$\newcommand{\lg}{\langle}$ $\newcommand{\rg}{\rangle}$ A matrix $A \in \mathbb{R}^{n \times n}$ is semi positive defined if $\langle x, Ax \rangle = x^{T}Ax = \sum_{i,j=1}^{n} x_{i}A_{ij}x_{j} \ge 0$ for all $x \in \mathbb{R}^{n}$. Prove or give a counterexample
a)Let $v_{1},v_{2}, \ldots, v_{n}$ a basis of $R^{n}$. If $v_{j}^{T}Av_{j} \ge 0$ for all $1\le j \le n$ then $A$ is semi positive defined.
b) If $A \in \mathbb{R}^{n \times n}$ and $B \in \mathbb{R}^{n \times n}$ and satisfy $x^{T}Ax=x^{T}Bx$ for all $x\in \mathbb{R}^{n}$ then $A=B$.
c)If $A\in \mathbb{R}^{n \times n}$ is semi positive defined and symmetric then $\sqrt{A_{ii}A_{jj}} \ge |A_{ij}|$ for any $1\le i, j \le n$.
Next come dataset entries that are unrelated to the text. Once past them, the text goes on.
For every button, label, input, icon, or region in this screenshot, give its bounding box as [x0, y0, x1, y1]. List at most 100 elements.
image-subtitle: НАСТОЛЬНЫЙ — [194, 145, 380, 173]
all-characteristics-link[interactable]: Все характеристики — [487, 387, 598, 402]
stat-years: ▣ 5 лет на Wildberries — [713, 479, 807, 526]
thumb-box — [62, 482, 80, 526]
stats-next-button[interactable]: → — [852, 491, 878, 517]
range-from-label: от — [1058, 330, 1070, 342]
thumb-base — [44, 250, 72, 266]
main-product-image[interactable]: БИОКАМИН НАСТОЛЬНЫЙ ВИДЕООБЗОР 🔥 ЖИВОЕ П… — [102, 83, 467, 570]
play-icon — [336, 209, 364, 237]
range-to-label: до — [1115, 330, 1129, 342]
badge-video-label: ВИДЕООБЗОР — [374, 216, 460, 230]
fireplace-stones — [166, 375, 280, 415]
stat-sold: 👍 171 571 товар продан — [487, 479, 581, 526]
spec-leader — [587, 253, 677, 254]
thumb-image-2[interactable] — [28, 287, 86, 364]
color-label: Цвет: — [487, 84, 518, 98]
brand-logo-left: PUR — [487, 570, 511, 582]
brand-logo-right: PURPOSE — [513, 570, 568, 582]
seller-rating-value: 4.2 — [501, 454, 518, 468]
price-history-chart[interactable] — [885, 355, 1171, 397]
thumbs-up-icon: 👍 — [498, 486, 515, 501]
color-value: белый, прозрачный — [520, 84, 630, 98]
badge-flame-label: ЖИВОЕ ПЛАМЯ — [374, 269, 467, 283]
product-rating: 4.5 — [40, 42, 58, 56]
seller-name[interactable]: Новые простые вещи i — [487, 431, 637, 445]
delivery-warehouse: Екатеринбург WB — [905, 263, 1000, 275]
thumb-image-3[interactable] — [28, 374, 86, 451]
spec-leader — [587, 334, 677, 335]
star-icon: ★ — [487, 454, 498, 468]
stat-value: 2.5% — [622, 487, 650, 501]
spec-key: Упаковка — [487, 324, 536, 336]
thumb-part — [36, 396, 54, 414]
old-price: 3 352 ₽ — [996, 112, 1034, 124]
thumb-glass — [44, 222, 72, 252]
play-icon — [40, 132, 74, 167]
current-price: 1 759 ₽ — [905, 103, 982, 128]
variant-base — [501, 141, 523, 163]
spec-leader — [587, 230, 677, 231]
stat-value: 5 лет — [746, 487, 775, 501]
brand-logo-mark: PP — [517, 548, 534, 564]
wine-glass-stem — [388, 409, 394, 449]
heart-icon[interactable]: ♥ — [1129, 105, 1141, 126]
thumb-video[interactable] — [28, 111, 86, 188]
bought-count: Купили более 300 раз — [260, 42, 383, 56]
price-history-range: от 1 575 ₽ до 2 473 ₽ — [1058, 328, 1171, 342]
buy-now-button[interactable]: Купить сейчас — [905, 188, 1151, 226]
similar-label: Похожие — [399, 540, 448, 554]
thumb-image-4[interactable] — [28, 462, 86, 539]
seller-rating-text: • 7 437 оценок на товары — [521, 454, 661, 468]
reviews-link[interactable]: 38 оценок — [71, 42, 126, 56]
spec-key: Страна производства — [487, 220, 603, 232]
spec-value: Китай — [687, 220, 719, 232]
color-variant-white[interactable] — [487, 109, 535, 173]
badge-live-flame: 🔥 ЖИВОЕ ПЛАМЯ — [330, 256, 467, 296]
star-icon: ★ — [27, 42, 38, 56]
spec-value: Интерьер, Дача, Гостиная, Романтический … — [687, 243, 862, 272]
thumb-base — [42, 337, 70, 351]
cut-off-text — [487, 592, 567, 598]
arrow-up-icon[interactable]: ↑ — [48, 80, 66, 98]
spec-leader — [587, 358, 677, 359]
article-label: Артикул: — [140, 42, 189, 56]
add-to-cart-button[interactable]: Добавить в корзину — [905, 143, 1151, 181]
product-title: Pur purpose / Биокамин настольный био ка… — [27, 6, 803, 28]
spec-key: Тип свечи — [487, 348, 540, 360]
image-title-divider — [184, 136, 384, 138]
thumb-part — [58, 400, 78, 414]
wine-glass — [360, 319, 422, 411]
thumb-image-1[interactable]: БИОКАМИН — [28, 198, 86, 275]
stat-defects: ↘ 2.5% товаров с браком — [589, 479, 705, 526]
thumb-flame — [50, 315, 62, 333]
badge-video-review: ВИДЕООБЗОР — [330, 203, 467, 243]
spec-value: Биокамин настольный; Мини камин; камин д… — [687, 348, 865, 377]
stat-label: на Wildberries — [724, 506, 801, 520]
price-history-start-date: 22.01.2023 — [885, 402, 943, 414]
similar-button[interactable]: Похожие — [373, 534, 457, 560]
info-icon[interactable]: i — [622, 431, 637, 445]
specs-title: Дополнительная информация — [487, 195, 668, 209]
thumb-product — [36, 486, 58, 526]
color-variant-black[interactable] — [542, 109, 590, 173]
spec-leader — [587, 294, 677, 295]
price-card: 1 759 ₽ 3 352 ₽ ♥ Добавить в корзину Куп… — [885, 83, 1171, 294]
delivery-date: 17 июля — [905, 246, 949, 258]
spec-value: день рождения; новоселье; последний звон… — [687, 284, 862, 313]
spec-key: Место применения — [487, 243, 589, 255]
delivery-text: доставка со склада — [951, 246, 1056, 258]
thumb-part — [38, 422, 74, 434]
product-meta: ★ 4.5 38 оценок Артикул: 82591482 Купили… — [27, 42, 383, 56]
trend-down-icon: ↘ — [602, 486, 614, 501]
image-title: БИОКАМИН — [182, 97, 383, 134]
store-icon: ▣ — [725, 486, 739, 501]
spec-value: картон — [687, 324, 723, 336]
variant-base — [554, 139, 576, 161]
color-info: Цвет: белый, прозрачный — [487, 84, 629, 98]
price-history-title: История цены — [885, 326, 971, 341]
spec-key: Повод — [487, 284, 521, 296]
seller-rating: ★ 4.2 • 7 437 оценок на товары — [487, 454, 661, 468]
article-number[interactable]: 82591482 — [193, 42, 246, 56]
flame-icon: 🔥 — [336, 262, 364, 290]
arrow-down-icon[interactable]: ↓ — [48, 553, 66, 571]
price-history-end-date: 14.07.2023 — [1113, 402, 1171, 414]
For a), is false. In $\mathbb{R}^{2}$, let $v_{1}=(1,0)$ and $v_{2}=(0,1)$ the canonical basis, and let $$A= \begin{equation} \begin{pmatrix} 0 & 2 \\ -3 & 0 \end{pmatrix} \end{equation} $$ Then $v_{1}^{T} A v_{1}=0$ and $v_{2}^{T}Av_{2}=0$, but $(1,1) A \begin{equation} \begin{pmatrix} 1 \\ 1 \\ \end{pmatrix} \end{equation} = -1 <0$.
b) false In $\mathbb{R}^{2}$, let $A=\begin{equation} \begin{pmatrix} 1 & 1 \\ -1 & 1 \end{pmatrix} \end{equation}$ and $B=\begin{equation} \begin{pmatrix} 1 & -1 \\ 1 & 1 \end{pmatrix} \end{equation}$, is easy to see thar for all $x\in \mathbb{R}^{2}$, $A$ and $B$ satisfy $x^{T}Ax=x^{T}Bx$ but $A \neq B$.
c) I think is true, but I don't know how to prove it, it seems kind obvious but I don't see it.